All chemicals were purchased from Sigma-Aldrich (St. Louis, MO, USA). All kits were procured from the local suppliers representing the multi-national chemical companies, as indicated in the text.

Subjects

Thirty subjects diagnosed with thyroid carcinoma were included in this study and advised to undergo thyroidectomy at the Punjab Institute of Nuclear Medicines (PINUM) in Faisalabad, Pakistan. Thirty healthy subjects (age-, genetic background-, and sex-matched) related to the patients were considered as control subjects. Informed consent was obtained from all the subjects in this study. This work was performed according to standard ethical guidelines of local authorities.

Sample Collection

A total of 60 blood samples were collected aseptically from patients (n=30) and controls (n=30) into 4 ml vacutainers with and without K2-EDTA from the antecubital vein of each participant diagnosed for thyroid cancer. Blood samples were processed for plasma and serum. Analysis of all samples was performed in triplicate for different variables in GCUF laboratory. A physician regularly conducted the physical examination of all participants on this study. Blood pressure of all participants was measured by using sphygmomanometer and readings were recorded as systolic and diastolic pressure. The range of body mass index (BMI) was 24.83 ± 0.53 for control subjects; thyroid carcinoma patients had BMI range of 26.14 ±2.53, which was not significantly different.

Serum Biochemistry

Hemoglobin concentration (Hb; g/dL) was determined by cyanmethemoglobin method. The absorbance was measured at 540 nm on a spectrophotometer BENJAMIN, 1978 Commercially available Fluitest Glu Biocon kit (Lot# H265) was used for testing glucose levels via a spectrophotometer (Screen Master #35510). Glycosylated hemoglobin (HB; HbA1c; %) was determined using the boronate affinity chromatography for GlycosalTM test to assess the quantity of glycosylated hemoglobin fragments from that of non-glycosylated fragments. The % HbA1c for the samples was obtained from an algorithm measuring both fragments.

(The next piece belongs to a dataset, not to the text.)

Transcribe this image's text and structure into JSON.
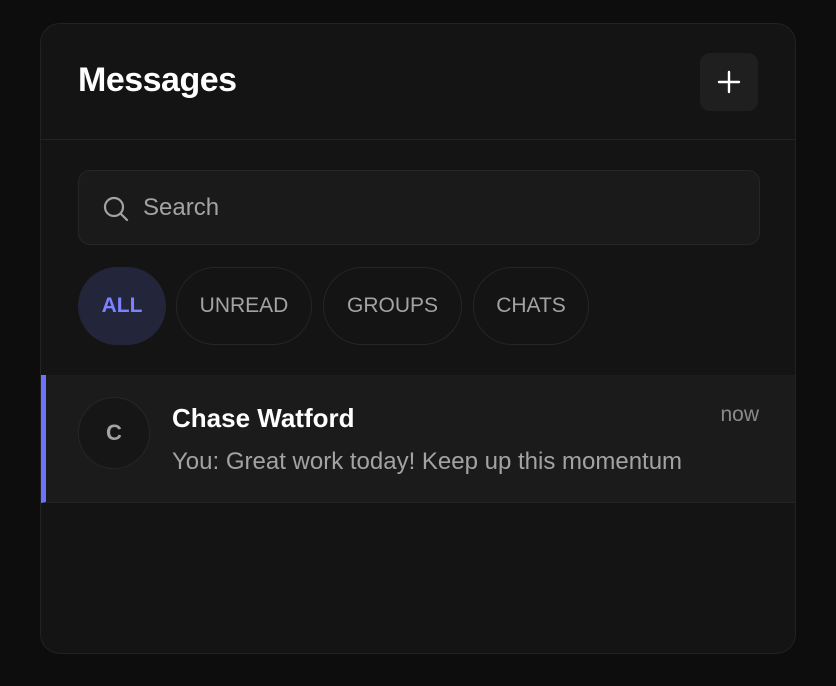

The erythrocyte sedimentation rate (ESR; mm/h) was determined by Westergren method Benjamin, 1978. Total homocysteine (tHcy) was determined by the application of homocysteine microtiter plate assay in sera of normal subjects and of patients. Total oxidant status (TOS; µmol H2O2 equiv/L) was measured using an automated colorimetric method Karbownik and Lewinski, 2003Finkel, 2003. Total antioxidant response (TAR) or total antioxidant status (TAS; mmol trolox Equiv./L) was determined using an automated calorimetric method Erel, 2005. Malondialdehyde (MDA; µmol/L) was determined using laboratory kit and spectrophotometer (UV/VIS) Fujita, 2002.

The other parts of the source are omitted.